LEADING QUESTIONS FOR PRODUCTION DESIGN:
- Do we have sufficient capacity to meet or sales target?
- Can we eliminate capacity bottleneck by outsourcing production?
- What is the added value of our product mix managed by our sales team?
- How can we increase added value despite our constrained capacity?
- How sensitive is our production costs to foreign exchange fluctuations?
- What can we do if the apparently profitable sales orders, when in fact the are loss makers?
DESIGN PARAMETRIC PRODUCTION TO:
Account for dynamic constraints to balance incompatible targets.
Design resources, processes, variables, parameters and targets completely.
Test performance by simulating targets and constraints.
Use prices, promotions and operating volumes as parametric decision variables.
Adjust customer service level to achieve strategic profitability.
Save time by reducing analysis and decision making time from weeks to hours.
USE THE PARAMETRIC PRODUCTION DESIGN TO MAKE DYNAMIC DECISIONS.
Balance sales quantity targets with capacity constraints to achieve coherence and consistency among all business processes and units. To this effect;
- Measure capacity as quantity per hour.
- Start from theoretical machine hours as 720 hours per machine per month.
- Deduct from 720 hours, holidays (official and religious), planned maintenance hours, hours lost during chift changes, hours lost to tooling changes, and unplanned interruption hours such as power cuts, breakdowns, etc. to reach practical attainable hours available for production per machine per month.
- Clone on Reflex, the parameters of PRODUCTIN DESIGN such as Machines, Routes and Product Trees, as replicas of the ERP system.
- Set semi-finished product Target Inventories.
- Use the same concept of “days required” in the SALES DESIGN, to decide the days necessary to keep the production going when switching form one production phase to the other. This way semi-finished products serve as buffer stock automatically and can be used for example, to accomodate unplanned power cuts in scheduling.
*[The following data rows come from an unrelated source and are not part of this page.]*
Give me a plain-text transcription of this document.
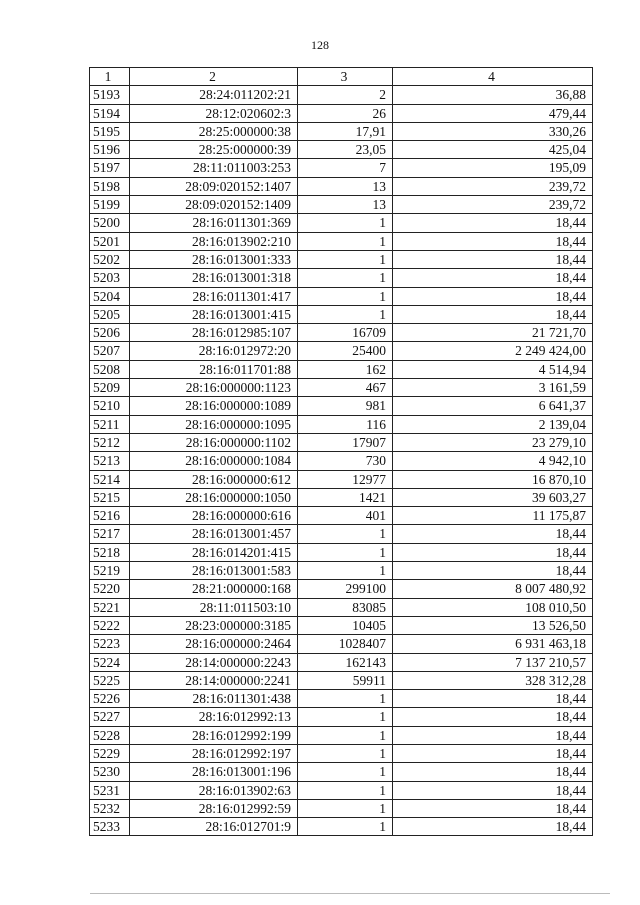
128
1	2	3	4
5193	28:24:011202:21	2	36,88
5194	28:12:020602:3	26	479,44
5195	28:25:000000:38	17,91	330,26
5196	28:25:000000:39	23,05	425,04
5197	28:11:011003:253	7	195,09
5198	28:09:020152:1407	13	239,72
5199	28:09:020152:1409	13	239,72
5200	28:16:011301:369	1	18,44
5201	28:16:013902:210	1	18,44
5202	28:16:013001:333	1	18,44
5203	28:16:013001:318	1	18,44
5204	28:16:011301:417	1	18,44
5205	28:16:013001:415	1	18,44
5206	28:16:012985:107	16709	21 721,70
5207	28:16:012972:20	25400	2 249 424,00
5208	28:16:011701:88	162	4 514,94
5209	28:16:000000:1123	467	3 161,59
5210	28:16:000000:1089	981	6 641,37
5211	28:16:000000:1095	116	2 139,04
5212	28:16:000000:1102	17907	23 279,10
5213	28:16:000000:1084	730	4 942,10
5214	28:16:000000:612	12977	16 870,10
5215	28:16:000000:1050	1421	39 603,27
5216	28:16:000000:616	401	11 175,87
5217	28:16:013001:457	1	18,44
5218	28:16:014201:415	1	18,44
5219	28:16:013001:583	1	18,44
5220	28:21:000000:168	299100	8 007 480,92
5221	28:11:011503:10	83085	108 010,50
5222	28:23:000000:3185	10405	13 526,50
5223	28:16:000000:2464	1028407	6 931 463,18
5224	28:14:000000:2243	162143	7 137 210,57
5225	28:14:000000:2241	59911	328 312,28
5226	28:16:011301:438	1	18,44
5227	28:16:012992:13	1	18,44
5228	28:16:012992:199	1	18,44
5229	28:16:012992:197	1	18,44
5230	28:16:013001:196	1	18,44
5231	28:16:013902:63	1	18,44
5232	28:16:012992:59	1	18,44
5233	28:16:012701:9	1	18,44
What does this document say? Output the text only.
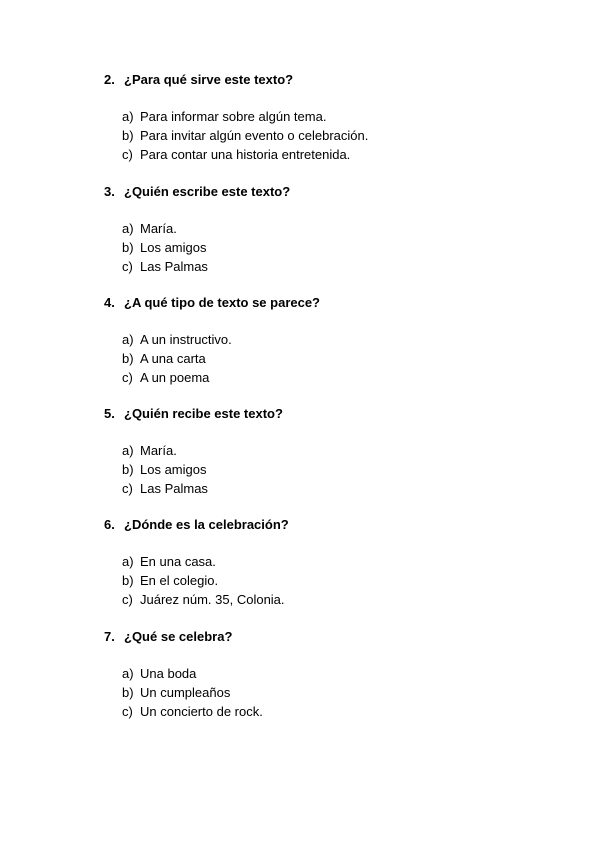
2. ¿Para qué sirve este texto?
a) Para informar sobre algún tema.
b) Para invitar algún evento o celebración.
c) Para contar una historia entretenida.
3. ¿Quién escribe este texto?
a) María.
b) Los amigos
c) Las Palmas
4. ¿A qué tipo de texto se parece?
a) A un instructivo.
b) A una carta
c) A un poema
5. ¿Quién recibe este texto?
a) María.
b) Los amigos
c) Las Palmas
6. ¿Dónde es la celebración?
a) En una casa.
b) En el colegio.
c) Juárez núm. 35, Colonia.
7. ¿Qué se celebra?
a) Una boda
b) Un cumpleaños
c) Un concierto de rock.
If and when Reflex faces a bottleneck in capacity, it automatically tries to overcome the bottlenck by taking the following corrective actions:
- It shifts production to alternative routes if they are specified by the user
- It reduces gradually the number of days required given in Target Inventory of Finished and Semi-Finished Products
- It goes back to the previous month preceding the month of the bottleneck and uses the excess capacity to produce buffer inventory to carry to the following month to overcome the bottleneck. If the buffer stock falls short, then it goes back 2 months preceding the bottleneck. This iteration is repeated until the last permitted preceding month is reached, which may be the first month of the budgeting period.
If Reflex cannot overcome the capacity bottleneck it stops working automatically and signals that given scenario parameters are conflicting and should be revised manually. At this point outsourcing needed capacity becomes a solution alternative at the discretion of the user.
Manual revision may require lowering sales targets, designing new production routes, revising product trees, and investing in new machines. Even changing the type and nature of raw materials may change capacity calculations.
Automatic stopping of Reflex is an emergency measure ensuring that monetary values can only be assigned if all the quantity flows from end to end are coherent and consistent with each other and with the system as a unified whole. Reflex prevents making wrong decisions at the earliest possible stages of scenario simulations.